Statement by the IMF Staff Representative

This 2005 Article IV Consultation highlights that data for the first half of 2005 point to a widening fiscal deficit for Antigua and Barbuda. A combination of a reduction in capital spending and some improvement in revenues following a tightening of the concessions regime resulted in a closing of the primary deficit to 1½ percent of GDP in 2004. Revenues have performed well following the reintroduction of the personal income tax. The external current account deficit has narrowed to about 11 percent of GDP, financed by foreign direct investment.

Abstract

This 2005 Article IV Consultation highlights that data for the first half of 2005 point to a widening fiscal deficit for Antigua and Barbuda. A combination of a reduction in capital spending and some improvement in revenues following a tightening of the concessions regime resulted in a closing of the primary deficit to 1½ percent of GDP in 2004. Revenues have performed well following the reintroduction of the personal income tax. The external current account deficit has narrowed to about 11 percent of GDP, financed by foreign direct investment.

December 21, 2005

1. This statement provides additional information that has become available since the circulation of the staff report. It does not alter the thrust of the staff appraisal.

Macroeconomic Developments and Prospects

2. The authorities have revised their growth projection for 2005 to 5 percent from 4 percent previously, on account of a more rapid than expected pick up in construction activity. However, tourism outcomes remain weak—data through end-September indicate a 5.5 percent decline in stayover arrivals by air relative to the same period of 2004—and staff's GDP projection remains unchanged relative to the staff report.

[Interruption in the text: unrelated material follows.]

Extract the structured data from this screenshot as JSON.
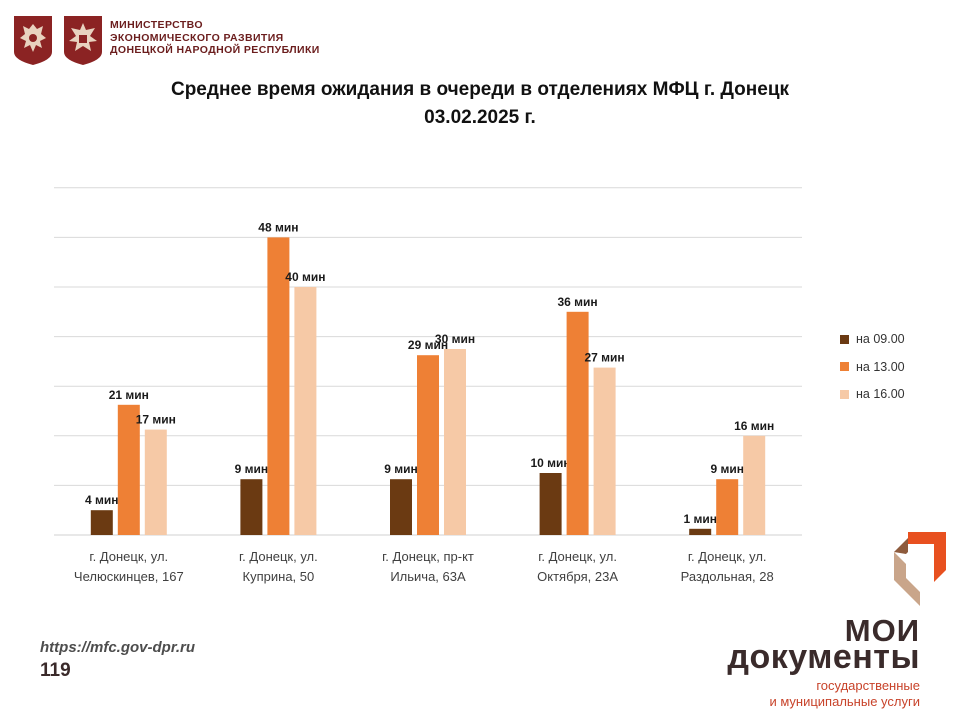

3. Inflation has risen following the recent increases in domestic petroleum prices. The CPI increased by 2.2 percent in the 12 months ending October 2005. The increase in the CPI excluding accommodation was 4.3 percent.

Policy Developments

4. Additional information on the authorities' policy agenda for 2006 has been provided in the context of the Throne Speech (delivered on November 18) and the Budget Speech (delivered on November 30). The 2006 Budget is now being debated in Parliament. Key policy commitments—which are broadly in line with information provided in the staff report—include:

  • The Antigua and Barbuda Sales Tax is to be introduced in the second quarter of 2006, replacing a number of existing taxes but projected to generate additional revenue of around 1½ percent of GDP in 2006.

  • A modern Property Tax is to be effective on January 1, 2006. Following an audit conducted during 2005, the number of properties included in the property tax registry has increased by 75 percent.

  • Petroleum products are to be priced in line with the common approach to achieving increased flexibility being developed throughout the ECCU.

  • A voluntary severance scheme for civil servants has been announced, with applications due by February 28, 2006. The package includes a lump-sum payment based on years of service plus grants for training.

  • Spending on the school meals program will be limited to EC$5 million, by targeting the program to nine primary schools in 2006.

  • The public sector debt stock is to be reduced to less than 80 percent of GDP by end-2007, compared to 105 percent of GDP at end-2005.

  • Amendments to the Labor Code and Industrial Court Act are under preparation to provide a better balance between the rights and obligations of employees and employers, reasonable recognition of long service by employees, and to respond to the need for a regulatory climate conducive to investment and business viability.

  • Liberalization of the telecommunications sector to ensure competition and support development of the IT service sector and the transition to e-Government. The removal of the monopoly operating license on providing landline international calls has been announced, effective January 1, 2006.